Here I guess I do not even enter my for loop.

JonB

@Match0um

void ApiUSCable::coderAscan_8b(uint16_t *buff, int sizeBuffer)

Your method takes a pointer to a buffer and the size of that buffer, to write into for the caller. If the caller passes 0 as the size of the buffer it's not going to get much back from this method :)

KroMignon

@Match0um said in Crash on Qt application related to the date:

Maybe I am not as good as you are then ;)
I would have been worried if sizeof(buf_8b)=0.
Here I guess I do not even enter my for loop.

The problem is not buf_8b = new uint8_t [sizeBuffer*2] with sizeBuffer = 0 , this should work.
But dereferencing a pointer returned as a request for zero size is undefined.
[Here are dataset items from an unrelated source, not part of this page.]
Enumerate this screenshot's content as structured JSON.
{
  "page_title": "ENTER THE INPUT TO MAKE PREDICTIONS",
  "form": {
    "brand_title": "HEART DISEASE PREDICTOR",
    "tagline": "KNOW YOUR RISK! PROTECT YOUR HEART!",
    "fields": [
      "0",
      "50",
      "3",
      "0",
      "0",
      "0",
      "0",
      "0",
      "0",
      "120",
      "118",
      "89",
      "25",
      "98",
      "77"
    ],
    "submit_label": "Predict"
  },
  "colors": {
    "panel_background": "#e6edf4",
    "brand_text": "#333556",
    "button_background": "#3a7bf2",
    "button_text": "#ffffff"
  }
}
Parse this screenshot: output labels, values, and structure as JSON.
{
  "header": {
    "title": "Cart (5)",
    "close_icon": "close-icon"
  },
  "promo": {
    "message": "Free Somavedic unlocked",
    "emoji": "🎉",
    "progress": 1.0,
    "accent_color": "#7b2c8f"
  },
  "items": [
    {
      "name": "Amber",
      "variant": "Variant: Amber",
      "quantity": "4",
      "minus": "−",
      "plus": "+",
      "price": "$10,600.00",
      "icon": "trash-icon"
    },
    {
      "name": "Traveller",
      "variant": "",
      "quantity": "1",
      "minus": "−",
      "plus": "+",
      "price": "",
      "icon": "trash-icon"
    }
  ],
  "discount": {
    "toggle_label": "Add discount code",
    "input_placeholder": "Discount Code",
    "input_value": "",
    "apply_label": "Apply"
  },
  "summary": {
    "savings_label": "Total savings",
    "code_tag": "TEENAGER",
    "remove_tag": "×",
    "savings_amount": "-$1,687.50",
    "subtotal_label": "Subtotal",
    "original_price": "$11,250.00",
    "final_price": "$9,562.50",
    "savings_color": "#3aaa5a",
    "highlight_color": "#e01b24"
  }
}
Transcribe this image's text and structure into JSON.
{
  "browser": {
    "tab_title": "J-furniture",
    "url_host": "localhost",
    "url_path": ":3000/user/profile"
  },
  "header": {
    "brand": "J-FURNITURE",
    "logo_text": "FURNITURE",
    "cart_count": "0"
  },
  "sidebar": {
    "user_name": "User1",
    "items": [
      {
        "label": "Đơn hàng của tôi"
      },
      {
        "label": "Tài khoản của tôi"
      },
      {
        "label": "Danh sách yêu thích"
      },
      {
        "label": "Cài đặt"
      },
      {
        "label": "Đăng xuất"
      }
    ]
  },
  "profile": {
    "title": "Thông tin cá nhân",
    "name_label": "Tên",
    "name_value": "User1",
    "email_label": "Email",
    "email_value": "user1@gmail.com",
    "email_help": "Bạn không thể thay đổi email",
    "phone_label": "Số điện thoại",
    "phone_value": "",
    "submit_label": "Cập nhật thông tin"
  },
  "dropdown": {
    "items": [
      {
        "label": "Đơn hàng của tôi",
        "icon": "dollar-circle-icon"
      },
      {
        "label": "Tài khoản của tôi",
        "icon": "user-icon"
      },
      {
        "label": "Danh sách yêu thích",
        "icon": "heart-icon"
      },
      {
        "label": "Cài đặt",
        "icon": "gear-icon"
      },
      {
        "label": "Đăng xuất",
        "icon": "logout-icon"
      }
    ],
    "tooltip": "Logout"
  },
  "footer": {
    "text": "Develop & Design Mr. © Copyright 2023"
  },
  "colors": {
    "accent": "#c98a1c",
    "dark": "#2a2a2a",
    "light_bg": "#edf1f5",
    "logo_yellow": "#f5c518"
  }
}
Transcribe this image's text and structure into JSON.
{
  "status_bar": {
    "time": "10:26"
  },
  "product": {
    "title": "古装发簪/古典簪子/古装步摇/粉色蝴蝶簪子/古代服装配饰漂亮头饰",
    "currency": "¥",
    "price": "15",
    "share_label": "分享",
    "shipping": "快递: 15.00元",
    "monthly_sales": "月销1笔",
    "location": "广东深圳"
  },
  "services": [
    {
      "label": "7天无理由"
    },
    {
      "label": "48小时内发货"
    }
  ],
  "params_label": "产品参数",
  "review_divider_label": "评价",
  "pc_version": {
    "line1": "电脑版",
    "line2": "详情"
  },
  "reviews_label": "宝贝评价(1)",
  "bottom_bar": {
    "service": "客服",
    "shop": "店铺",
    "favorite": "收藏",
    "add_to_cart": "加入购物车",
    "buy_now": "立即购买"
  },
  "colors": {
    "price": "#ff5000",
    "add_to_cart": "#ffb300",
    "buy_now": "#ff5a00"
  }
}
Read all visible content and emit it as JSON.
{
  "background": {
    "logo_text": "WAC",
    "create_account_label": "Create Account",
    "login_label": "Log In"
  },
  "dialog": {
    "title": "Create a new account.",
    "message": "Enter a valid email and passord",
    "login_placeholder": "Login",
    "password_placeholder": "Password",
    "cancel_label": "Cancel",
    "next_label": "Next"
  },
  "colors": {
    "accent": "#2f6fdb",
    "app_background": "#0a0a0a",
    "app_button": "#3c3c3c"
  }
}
So delete[] buf_8b may crash or corrupt your application memory!

I would recommend you to change your code as follow:

void ApiUSCable::coderAscan_8b(uint16_t *buff, int sizeBuffer)
{
    if(!_init || sizeBuffer <= 0 || !buff)
        return;
    ....
}

JonB

@KroMignon said in Crash on Qt application related to the date:

The problem is not buf_8b = new uint8_t [sizeBuffer*2] with sizeBuffer = 0 , this should work.
But dereferencing a pointer returned as a request for zero size is undefined. So delete[] buf_8b may crash or corrupt your application memory!

[My bold.] I disagree with your "may crash or corrupt your application memory". new [0] will return a pointer to an allocated area ready to hold 0 bytes. It is true that the user cannot then access anything at that address. However delete[] is not a deference, it frees the memory allocated, and in fact the code should leak if this is not performed. Reference: C++ new int[0] -- will it allocate memory?, and the answers there.